ChatGPT is able to answer numerous questions with reasonable accuracy, as it has been trained with large amounts of text such as books, articles, and also websites. The latter, however, seem quite worried. Surveys show that more than 15 out of the 100 most accessed websites have blocked GPTBot, OpenAI’s robot responsible for collecting content. On that list are Amazon, the New York Times, CNN and others.

The data is from an analysis of Originality.ai, a company that specializes in checking whether content was generated by artificial intelligence or plagiarized.

Among the 100 most accessed websites on the internet, at least 15 have already blocked the robot. Among the 1000 most accessed, more than 70 took this same measure.

Among the more than 1000 websites that are blocking GPTBot, are famous names such as:

Amazon
The New York Times
CNN
Wikihow
Shutterstock
Quora
Bloomberg
Scribd
Reuters
Ikea
Airbnb
Coursera
ChatGPT and other AIs are accused of copyright infringement
Blocking OpenAI’s robot is one way to prevent the use of copyrighted content.

“Intellectual property is the lifeblood of our business, and we need to protect the copyright of our content,” a Reuters spokeswoman told the Guardian.

The New York Times updated the terms of service to include an item that prohibits scraping content for training and development of artificial intelligence.

This has been a topic of debate since ChatGPT and other generative artificial intelligence tools were launched.

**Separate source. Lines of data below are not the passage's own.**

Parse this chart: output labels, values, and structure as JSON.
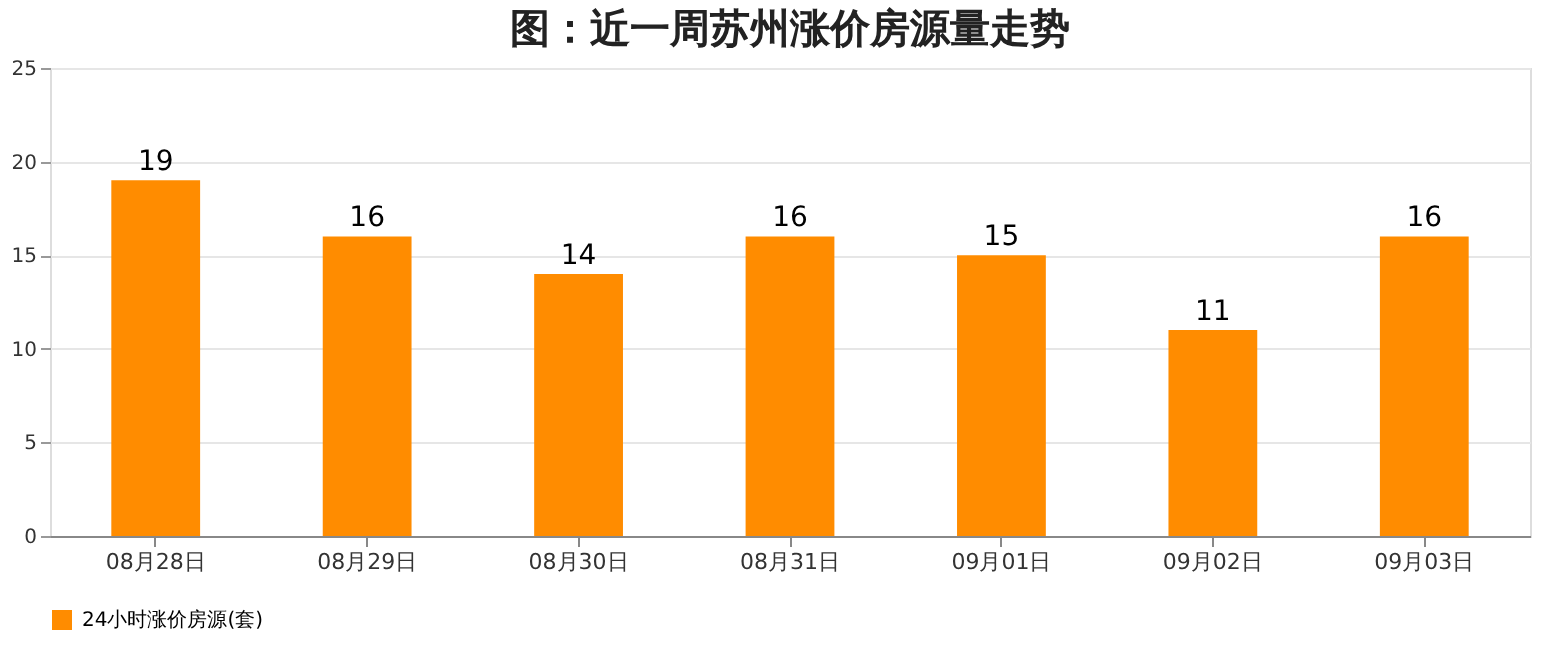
{
  "chart_data": {
    "type": "bar",
    "title": "图：近一周苏州涨价房源量走势",
    "categories": [
      "08月28日",
      "08月29日",
      "08月30日",
      "08月31日",
      "09月01日",
      "09月02日",
      "09月03日"
    ],
    "series": [
      {
        "name": "24小时涨价房源(套)",
        "color": "#ff8c00",
        "values": [
          19,
          16,
          14,
          16,
          15,
          11,
          16
        ]
      }
    ],
    "ylim": [
      0,
      25
    ],
    "yticks": [
      0,
      5,
      10,
      15,
      20,
      25
    ],
    "grid": "y",
    "legend": "bottom",
    "data_labels": true
  }
}
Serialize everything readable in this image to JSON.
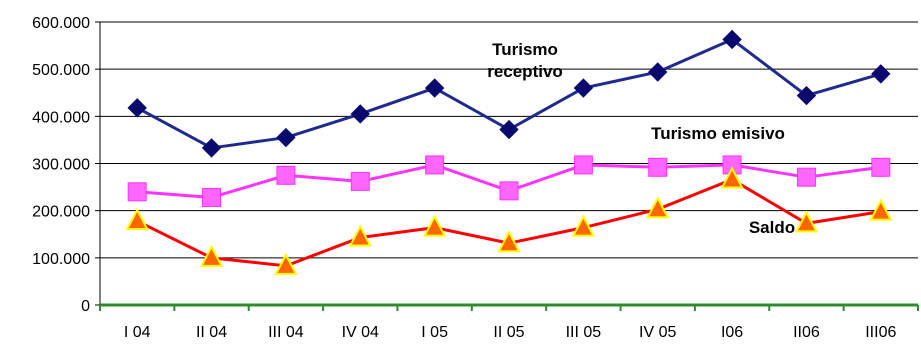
{
  "chart_data": {
    "type": "line",
    "title": "",
    "xlabel": "",
    "ylabel": "",
    "categories": [
      "I 04",
      "II 04",
      "III 04",
      "IV 04",
      "I 05",
      "II 05",
      "III 05",
      "IV 05",
      "I06",
      "II06",
      "III06"
    ],
    "ylim": [
      0,
      600000
    ],
    "y_ticks": [
      {
        "value": 0,
        "label": "0"
      },
      {
        "value": 100000,
        "label": "100.000"
      },
      {
        "value": 200000,
        "label": "200.000"
      },
      {
        "value": 300000,
        "label": "300.000"
      },
      {
        "value": 400000,
        "label": "400.000"
      },
      {
        "value": 500000,
        "label": "500.000"
      },
      {
        "value": 600000,
        "label": "600.000"
      }
    ],
    "grid": true,
    "series": [
      {
        "name": "Turismo receptivo",
        "color": "#1F2A8C",
        "marker": "diamond",
        "marker_color": "#0A0A6E",
        "values": [
          418000,
          333000,
          355000,
          405000,
          460000,
          372000,
          460000,
          494000,
          563000,
          444000,
          490000
        ]
      },
      {
        "name": "Turismo emisivo",
        "color": "#FF33FF",
        "marker": "square",
        "marker_color": "#FF66FF",
        "values": [
          240000,
          228000,
          275000,
          262000,
          297000,
          242000,
          297000,
          292000,
          297000,
          271000,
          292000
        ]
      },
      {
        "name": "Saldo",
        "color": "#FF0000",
        "marker": "triangle",
        "marker_color": "#FF6600",
        "marker_outline": "#FFFF00",
        "values": [
          178000,
          100000,
          83000,
          143000,
          164000,
          131000,
          164000,
          203000,
          266000,
          173000,
          198000
        ]
      }
    ],
    "annotations": [
      {
        "lines": [
          "Turismo",
          "receptivo"
        ],
        "series": "Turismo receptivo"
      },
      {
        "lines": [
          "Turismo emisivo"
        ],
        "series": "Turismo emisivo"
      },
      {
        "lines": [
          "Saldo"
        ],
        "series": "Saldo"
      }
    ],
    "colors": {
      "grid": "#000000",
      "x_axis": "#2E8B2E",
      "y_axis": "#000000",
      "background": "#FFFFFF"
    }
  }
}
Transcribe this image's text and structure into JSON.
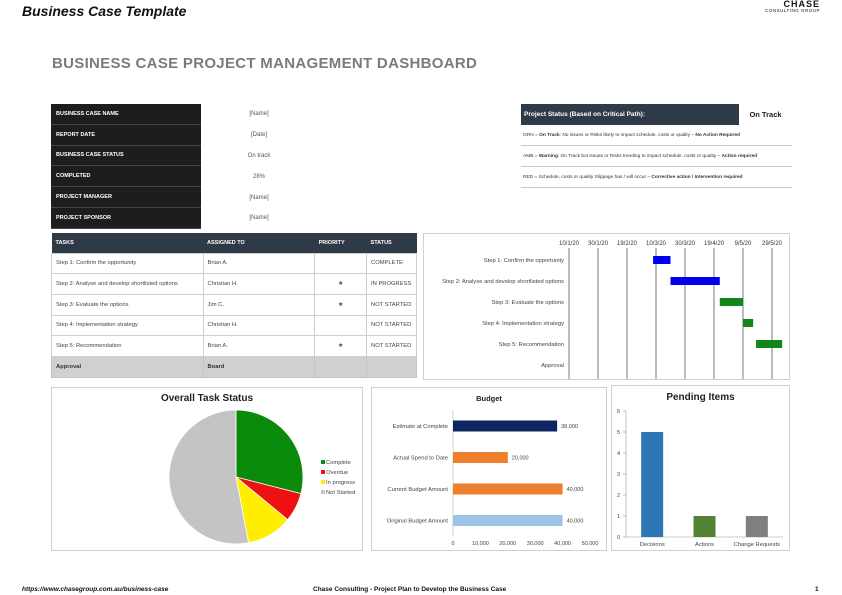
{
  "header": {
    "doc_title": "Business Case Template",
    "logo_line1": "CHASE",
    "logo_line2": "CONSULTING GROUP"
  },
  "dashboard_title": "BUSINESS CASE PROJECT MANAGEMENT DASHBOARD",
  "info": [
    {
      "label": "BUSINESS CASE NAME",
      "value": "[Name]"
    },
    {
      "label": "REPORT DATE",
      "value": "[Date]"
    },
    {
      "label": "BUSINESS CASE STATUS",
      "value": "On track"
    },
    {
      "label": "COMPLETED",
      "value": "28%"
    },
    {
      "label": "PROJECT MANAGER",
      "value": "[Name]"
    },
    {
      "label": "PROJECT SPONSOR",
      "value": "[Name]"
    }
  ],
  "status_legend": {
    "heading": "Project Status (Based on Critical Path):",
    "current": "On Track",
    "rows": [
      {
        "code": "GRN",
        "text": " = ",
        "emph": "On Track",
        "desc": ": No issues or Risks likely to impact schedule, costs or quality – ",
        "action": "No Action Required"
      },
      {
        "code": "AMB",
        "text": " = ",
        "emph": "Warning",
        "desc": ": On Track but issues or Risks trending to impact schedule, costs or quality – ",
        "action": "Action required"
      },
      {
        "code": "RED",
        "text": " = ",
        "emph": "",
        "desc": "Schedule, costs or quality Slippage has / will occur – ",
        "action": "Corrective action / Intervention required"
      }
    ]
  },
  "tasks": {
    "headers": [
      "TASKS",
      "ASSIGNED TO",
      "PRIORITY",
      "STATUS"
    ],
    "rows": [
      {
        "task": "Step 1: Confirm the opportunity",
        "assigned": "Brian A.",
        "priority": "",
        "status": "COMPLETE",
        "status_class": "st-complete"
      },
      {
        "task": "Step 2: Analyse and develop shortlisted options",
        "assigned": "Christian H.",
        "priority": "★",
        "status": "IN PROGRESS",
        "status_class": "st-progress"
      },
      {
        "task": "Step 3: Evaluate the options",
        "assigned": "Jim C.",
        "priority": "★",
        "status": "NOT STARTED",
        "status_class": "st-complete"
      },
      {
        "task": "Step 4: Implementation strategy",
        "assigned": "Christian H.",
        "priority": "",
        "status": "NOT STARTED",
        "status_class": "st-notstarted"
      },
      {
        "task": "Step 5: Recommendation",
        "assigned": "Brian A.",
        "priority": "★",
        "status": "NOT STARTED",
        "status_class": "st-notstarted"
      }
    ],
    "approval": {
      "task": "Approval",
      "assigned": "Board"
    }
  },
  "gantt": {
    "dates": [
      "10/1/20",
      "30/1/20",
      "19/2/20",
      "10/3/20",
      "30/3/20",
      "19/4/20",
      "9/5/20",
      "29/5/20"
    ],
    "tasks": [
      {
        "label": "Step 1: Confirm the opportunity",
        "start": "2020-03-08",
        "end": "2020-03-20",
        "color": "#0000ee"
      },
      {
        "label": "Step 2: Analyse and develop shortlisted options",
        "start": "2020-03-20",
        "end": "2020-04-23",
        "color": "#0000ee"
      },
      {
        "label": "Step 3: Evaluate the options",
        "start": "2020-04-23",
        "end": "2020-05-09",
        "color": "#13861b"
      },
      {
        "label": "Step 4: Implementation strategy",
        "start": "2020-05-09",
        "end": "2020-05-16",
        "color": "#13861b"
      },
      {
        "label": "Step 5: Recommendation",
        "start": "2020-05-18",
        "end": "2020-06-05",
        "color": "#13861b"
      },
      {
        "label": "Approval",
        "start": "",
        "end": "",
        "color": "#13861b"
      }
    ]
  },
  "task_status_chart": {
    "title": "Overall Task Status",
    "chart_data": {
      "type": "pie",
      "slices": [
        {
          "name": "Complete",
          "value": 29,
          "color": "#0a8a0a"
        },
        {
          "name": "Overdue",
          "value": 7,
          "color": "#ee1111"
        },
        {
          "name": "In progress",
          "value": 11,
          "color": "#ffee00"
        },
        {
          "name": "Not Started",
          "value": 53,
          "color": "#c4c4c4"
        }
      ]
    }
  },
  "budget_chart": {
    "title": "Budget",
    "chart_data": {
      "type": "bar",
      "orientation": "horizontal",
      "categories": [
        "Estimate at Complete",
        "Actual Spend to Date",
        "Current Budget Amount",
        "Original Budget Amount"
      ],
      "values": [
        38000,
        20000,
        40000,
        40000
      ],
      "value_labels": [
        "38,000",
        "20,000",
        "40,000",
        "40,000"
      ],
      "colors": [
        "#0d2560",
        "#ee7f2d",
        "#ee7f2d",
        "#9dc3e6"
      ],
      "xlim": [
        0,
        50000
      ],
      "ticks": [
        "0",
        "10,000",
        "20,000",
        "30,000",
        "40,000",
        "50,000"
      ]
    }
  },
  "pending_chart": {
    "title": "Pending Items",
    "chart_data": {
      "type": "bar",
      "categories": [
        "Decisions",
        "Actions",
        "Change Requests"
      ],
      "values": [
        5,
        1,
        1
      ],
      "colors": [
        "#2e75b6",
        "#548235",
        "#7f7f7f"
      ],
      "ylim": [
        0,
        6
      ],
      "ticks": [
        "0",
        "1",
        "2",
        "3",
        "4",
        "5",
        "6"
      ]
    }
  },
  "footer": {
    "url": "https://www.chasegroup.com.au/business-case",
    "center": "Chase Consulting - Project Plan to Develop the Business Case",
    "page": "1"
  }
}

Image bank Getty Images, for example, sued the creators of Stable Diffusion for training AI with copyrighted photographs. Some of the tool’s creations even show Getty’s watermark.

Writers took a similar path and sued OpenAI, while a class action lawsuit was filed against Microsoft, GitHub, and OpenAI for disrespecting open source attribution licenses used in training the tools.

Sites also block public file crawler
GPTBot is OpenAI’s crawler. This name is given to robots that “crawl” around the web indexing and collecting information. Google and Bing, for example, have their own, which catalog web pages to show search results.

OpenAI’s idea is to gather information to train the large-scale language model that makes ChatGPT work.

GPTBot was announced in early August 2023. OpenAI also made available information on how websites could prevent it from collecting content: simply remove the permission on the robots file.txt or block the IP.

Some (but not all) sites on the list have also blocked CCBot, the crawler of the nonprofit Common Crawl, whose goal is to create public archives for anyone to access.

Some of the data used in training ChatGPT—and also from models from Google and other companies—comes from Common Crawl.